Byrne’s Grilled Pizza cooks top and grill their signature thin, crisp pies to order at the Broad Ripple summer farmers market. (Photo: Liz Biro/IndyStar)
Garfield Park summer market
9 a.m. to 12:30 p.m., Saturday, May-October, garfieldparkfarmersmarket.com
When hunger strikes, vendors and shoppers visit Turchetti’s Salumeria for the market special sandwich. It might be house-cured pepperone salami and provolone cheese with basil, lettuce, pepperoncini and tomato sauce on focaccia. The capocollo with charred garlic scape pesto, housemade herbed ricotta, red onions and lettuce on a ciabatta sold out in a flash. Arrive early.
Meals from the Market brings serves outdoor, communal, farm-to-table dinners during the Noblesville summer farmers market season in Noblesville. (Photo: Liz Biro/IndyStar)
Noblesville Meals from the Market
6 to 7:30 p.m., Sept. 7 and 21, 839 Conner St., (317) 776-0205, noblesvillemainstreet.org
The oldest and largest Hamilton County farmers market is grand, 80 vendors, 8 a.m. to noon each Saturday May-October. But the most delicious part happens Thursday nights at Meals from the Market in the town’s south alley, next to visitors center.
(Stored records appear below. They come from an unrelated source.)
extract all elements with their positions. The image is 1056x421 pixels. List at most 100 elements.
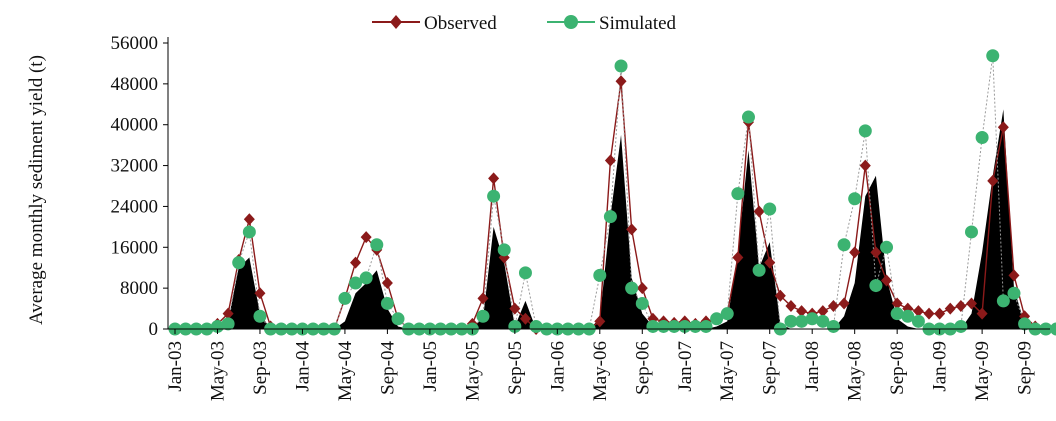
data-point-simulated [699, 319, 713, 333]
data-point-simulated [880, 240, 894, 254]
x-tick-label: May-07 [717, 341, 738, 401]
data-point-simulated [603, 210, 617, 224]
data-point-observed [859, 159, 871, 172]
y-tick-label: 48000 [111, 74, 159, 95]
data-point-simulated [890, 307, 904, 321]
axes-group [163, 37, 1050, 334]
data-point-observed [987, 174, 999, 187]
x-tick-label: May-05 [462, 341, 483, 401]
data-point-observed [966, 297, 977, 310]
data-point-simulated [996, 294, 1010, 308]
legend: Observed Simulated [372, 13, 677, 34]
x-tick-label: Jan-05 [420, 341, 441, 392]
data-point-observed [636, 282, 648, 295]
data-point-simulated [518, 266, 532, 280]
x-tick-label: Jan-06 [547, 341, 568, 392]
data-point-simulated [710, 312, 724, 326]
data-point-observed [976, 307, 988, 320]
data-point-simulated [731, 187, 745, 201]
data-point-simulated [869, 279, 883, 293]
data-point-simulated [848, 192, 862, 206]
data-point-observed [838, 297, 850, 310]
x-tick-label: Jan-03 [165, 341, 186, 392]
data-point-simulated [635, 296, 649, 310]
data-point-observed [381, 277, 393, 290]
data-point-simulated [901, 309, 915, 323]
data-point-simulated [667, 319, 681, 333]
data-point-observed [254, 287, 266, 300]
data-point-observed [881, 274, 893, 287]
data-point-observed [615, 75, 627, 88]
data-point-simulated [508, 319, 522, 333]
data-point-simulated [221, 317, 235, 331]
x-tick-label: Sep-09 [1015, 341, 1036, 395]
data-point-observed [753, 205, 765, 218]
data-point-simulated [826, 319, 840, 333]
data-point-observed [923, 307, 935, 320]
data-point-simulated [805, 312, 819, 326]
x-tick-label: May-04 [335, 341, 356, 402]
x-tick-label: Sep-05 [505, 341, 526, 395]
x-tick-label: Sep-06 [632, 341, 653, 395]
data-point-simulated [476, 309, 490, 323]
data-point-simulated [741, 110, 755, 124]
data-point-observed [827, 300, 839, 313]
data-point-simulated [338, 291, 352, 305]
data-point-simulated [858, 124, 872, 138]
data-point-simulated [593, 268, 607, 282]
data-point-observed [817, 305, 829, 318]
data-point-observed [594, 315, 606, 328]
x-tick-label: Jan-07 [675, 341, 696, 392]
data-point-simulated [763, 202, 777, 216]
data-point-observed [626, 223, 638, 236]
data-point-simulated [359, 271, 373, 285]
data-point-simulated [720, 307, 734, 321]
data-point-observed [912, 305, 924, 318]
data-point-observed [934, 307, 946, 320]
y-axis-title: Average monthly sediment yield (t) [26, 55, 47, 325]
data-point-observed [955, 300, 967, 313]
x-tick-label: May-03 [207, 341, 228, 401]
data-point-observed [774, 289, 786, 302]
data-point-simulated [954, 319, 968, 333]
data-point-simulated [1007, 286, 1021, 300]
data-point-simulated [986, 49, 1000, 63]
data-point-observed [509, 302, 521, 315]
data-point-observed [764, 256, 776, 269]
data-point-observed [891, 297, 903, 310]
x-tick-label: Sep-07 [760, 341, 781, 395]
data-point-observed [944, 302, 956, 315]
legend-simulated-marker [564, 15, 578, 29]
data-point-observed [488, 172, 500, 185]
data-point-simulated [625, 281, 639, 295]
x-tick-label: Jan-08 [802, 341, 823, 392]
data-point-observed [604, 154, 616, 167]
data-point-observed [360, 231, 372, 244]
data-point-observed [519, 312, 531, 325]
y-tick-labels-group: 0 8000 16000 24000 32000 40000 48000 56000 [111, 33, 159, 340]
data-point-observed [997, 121, 1009, 134]
legend-observed-label: Observed [424, 13, 497, 34]
data-point-simulated [614, 59, 628, 73]
data-point-simulated [657, 319, 671, 333]
y-tick-label: 24000 [111, 196, 159, 217]
data-point-observed [1008, 269, 1020, 282]
data-point-simulated [678, 319, 692, 333]
data-point-simulated [965, 225, 978, 239]
x-tick-labels-group: Jan-03 May-03 Sep-03 Jan-04 May-04 Sep-04 Jan-… [165, 341, 1036, 402]
y-tick-label: 0 [149, 319, 159, 340]
data-point-simulated [391, 312, 405, 326]
data-point-simulated [253, 309, 267, 323]
x-tick-label: Sep-08 [887, 341, 908, 395]
x-tick-label: Jan-09 [930, 341, 951, 392]
data-point-simulated [232, 256, 246, 270]
x-tick-label: Sep-03 [250, 341, 271, 395]
legend-simulated-label: Simulated [599, 13, 677, 34]
y-tick-label: 40000 [111, 115, 159, 136]
data-point-observed [732, 251, 744, 264]
x-tick-label: May-09 [972, 341, 993, 401]
data-point-simulated [752, 263, 766, 277]
data-point-simulated [795, 314, 809, 328]
data-point-observed [243, 213, 255, 226]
The farm-to-table dinner is served to soft, live music at a long communal table that stretches the length of the red brick alley. Chef Adam Gushwa of Chef Adam’s Kitchen deli and market in Noblesville serves a changing menu. The night I attended it was boneless pork chops with cherry tomatoes and blackberries.
Tickets cost $45 each for a four-course meal . You must book online at noblesvillemainstreet.org.
Original Farmers Market
9:30 a.m. to 1:30 p.m., Wednesday, May-October, 222 East Market St., indycm.com/farmers-market
When I want pie, I want a whole pie to myself. Who doesn’t? My long-term health for one. That’s why I hit Kun’s Bakery. What seems like a mile-long display of every imaginable sweet thing includes mini pies. Always flaky, always perfect, always homemade and full of fruit. The Amish bakery is based in Logansport.
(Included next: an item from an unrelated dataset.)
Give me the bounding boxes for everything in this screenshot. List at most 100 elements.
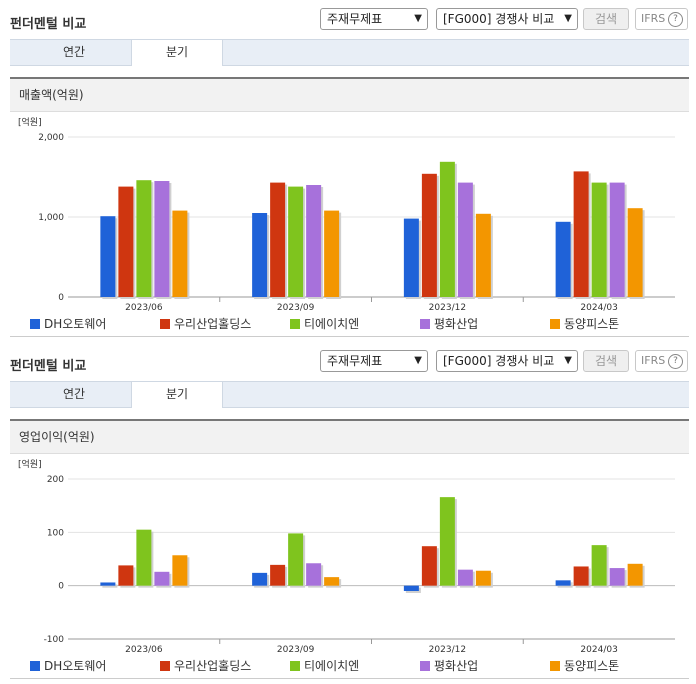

When Bloomington’s massive summer farmers market ends its season, Muddy Fork Farm & Bakery brings its delectable croissants to the Indy Winter Farmers Market. The ham and Swiss cheese combo has crispy, cheesy edges. (Photo: Liz Biro/IndyStar)
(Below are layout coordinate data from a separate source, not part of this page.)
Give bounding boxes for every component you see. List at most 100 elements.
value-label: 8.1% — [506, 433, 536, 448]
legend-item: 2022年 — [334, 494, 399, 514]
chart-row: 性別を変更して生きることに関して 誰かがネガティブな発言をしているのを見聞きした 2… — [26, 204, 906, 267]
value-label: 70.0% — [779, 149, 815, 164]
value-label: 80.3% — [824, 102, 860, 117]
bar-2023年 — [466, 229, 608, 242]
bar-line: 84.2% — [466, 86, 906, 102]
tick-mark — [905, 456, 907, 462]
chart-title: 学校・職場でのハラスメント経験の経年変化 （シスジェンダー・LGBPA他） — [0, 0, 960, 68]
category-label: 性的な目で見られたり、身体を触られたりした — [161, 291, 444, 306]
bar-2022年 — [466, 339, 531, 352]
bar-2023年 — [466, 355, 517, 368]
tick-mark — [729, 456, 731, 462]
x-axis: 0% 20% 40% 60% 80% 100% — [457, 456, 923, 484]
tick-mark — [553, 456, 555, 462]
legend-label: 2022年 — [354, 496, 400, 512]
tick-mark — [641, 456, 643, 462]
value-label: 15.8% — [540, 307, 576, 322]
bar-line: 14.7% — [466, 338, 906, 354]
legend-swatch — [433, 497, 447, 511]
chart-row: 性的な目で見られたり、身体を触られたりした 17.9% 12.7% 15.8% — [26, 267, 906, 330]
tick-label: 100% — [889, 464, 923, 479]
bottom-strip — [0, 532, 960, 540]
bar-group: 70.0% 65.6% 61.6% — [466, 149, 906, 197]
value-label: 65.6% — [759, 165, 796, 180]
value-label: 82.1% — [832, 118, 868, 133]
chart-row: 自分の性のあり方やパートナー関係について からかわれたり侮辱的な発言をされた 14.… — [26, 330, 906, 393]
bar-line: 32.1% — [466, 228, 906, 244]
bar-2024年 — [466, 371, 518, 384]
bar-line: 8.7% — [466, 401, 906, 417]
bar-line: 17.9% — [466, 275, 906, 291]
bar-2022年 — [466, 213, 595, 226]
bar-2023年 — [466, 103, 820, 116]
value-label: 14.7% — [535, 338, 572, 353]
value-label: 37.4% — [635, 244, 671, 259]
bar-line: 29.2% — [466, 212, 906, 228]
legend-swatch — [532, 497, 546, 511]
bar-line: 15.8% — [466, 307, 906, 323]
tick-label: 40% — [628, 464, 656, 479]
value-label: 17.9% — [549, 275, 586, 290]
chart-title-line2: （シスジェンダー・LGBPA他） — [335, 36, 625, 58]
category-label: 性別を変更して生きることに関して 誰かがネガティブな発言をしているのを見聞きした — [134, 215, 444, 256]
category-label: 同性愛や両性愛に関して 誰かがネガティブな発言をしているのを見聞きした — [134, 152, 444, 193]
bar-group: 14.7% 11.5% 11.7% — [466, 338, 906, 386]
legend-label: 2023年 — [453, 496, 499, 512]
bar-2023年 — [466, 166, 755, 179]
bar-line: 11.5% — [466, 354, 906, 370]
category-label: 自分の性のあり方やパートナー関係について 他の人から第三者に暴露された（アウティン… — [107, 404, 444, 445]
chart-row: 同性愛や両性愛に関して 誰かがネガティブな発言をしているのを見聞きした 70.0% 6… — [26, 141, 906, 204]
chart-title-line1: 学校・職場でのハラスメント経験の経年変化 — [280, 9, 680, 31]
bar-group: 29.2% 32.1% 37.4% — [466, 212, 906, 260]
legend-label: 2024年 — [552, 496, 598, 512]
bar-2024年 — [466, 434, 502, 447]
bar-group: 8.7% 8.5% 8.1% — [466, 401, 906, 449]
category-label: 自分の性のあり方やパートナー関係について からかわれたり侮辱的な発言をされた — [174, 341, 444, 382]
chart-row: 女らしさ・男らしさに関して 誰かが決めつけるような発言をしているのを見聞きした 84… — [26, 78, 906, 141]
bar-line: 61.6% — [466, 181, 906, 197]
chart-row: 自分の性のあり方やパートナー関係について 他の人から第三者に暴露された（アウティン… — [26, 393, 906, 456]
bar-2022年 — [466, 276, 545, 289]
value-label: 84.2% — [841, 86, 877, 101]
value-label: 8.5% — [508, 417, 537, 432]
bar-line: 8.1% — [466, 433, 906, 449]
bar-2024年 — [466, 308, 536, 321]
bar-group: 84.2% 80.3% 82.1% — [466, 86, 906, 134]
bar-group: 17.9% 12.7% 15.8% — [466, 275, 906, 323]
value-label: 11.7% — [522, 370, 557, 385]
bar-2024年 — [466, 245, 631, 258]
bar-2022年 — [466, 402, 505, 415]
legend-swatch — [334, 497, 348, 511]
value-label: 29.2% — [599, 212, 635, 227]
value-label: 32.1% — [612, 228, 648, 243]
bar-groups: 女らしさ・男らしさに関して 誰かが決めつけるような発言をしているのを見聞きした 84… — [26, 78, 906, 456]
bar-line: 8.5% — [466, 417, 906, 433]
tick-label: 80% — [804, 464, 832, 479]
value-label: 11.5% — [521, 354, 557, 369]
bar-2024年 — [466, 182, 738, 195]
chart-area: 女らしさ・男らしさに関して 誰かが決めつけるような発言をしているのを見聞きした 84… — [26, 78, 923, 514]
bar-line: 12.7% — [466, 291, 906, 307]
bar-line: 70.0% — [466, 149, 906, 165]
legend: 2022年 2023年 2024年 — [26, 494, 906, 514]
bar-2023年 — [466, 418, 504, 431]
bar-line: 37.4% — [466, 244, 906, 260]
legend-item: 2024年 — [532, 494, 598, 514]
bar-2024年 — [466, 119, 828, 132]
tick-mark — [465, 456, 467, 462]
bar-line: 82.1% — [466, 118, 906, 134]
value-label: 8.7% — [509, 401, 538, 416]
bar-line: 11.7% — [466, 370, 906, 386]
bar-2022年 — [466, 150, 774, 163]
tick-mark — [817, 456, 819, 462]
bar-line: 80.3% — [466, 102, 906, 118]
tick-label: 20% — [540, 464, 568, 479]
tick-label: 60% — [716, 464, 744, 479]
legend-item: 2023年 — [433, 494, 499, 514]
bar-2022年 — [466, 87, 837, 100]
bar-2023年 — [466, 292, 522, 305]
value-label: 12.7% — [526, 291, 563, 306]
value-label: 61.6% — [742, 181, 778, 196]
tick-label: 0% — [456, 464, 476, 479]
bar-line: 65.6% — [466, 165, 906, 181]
Indy Winter Farmers Market
9 a.m. to 12:30 p.m., November-April, 1125 E. Brookside Ave., growingplacesindy.org/indy-winter-farmers-market
When Bloomington’s massive summer farmers market ends its season, Muddy Fork Farm & Bakery brings its delectable croissants to Indianapolis. The ham and Swiss cheese combo is my favorite because you get those crispy, cheesy edges thanks to the Swiss melting out just a little and onto the pan. If Muddy Fork’s not around, or if I’m just feeling like eating more, which I always am, I visit Pots & Pans for the s’mores tart, a thick graham cracker crust filled with silky chocolate under a mountain of gooey, flamed marshmallow.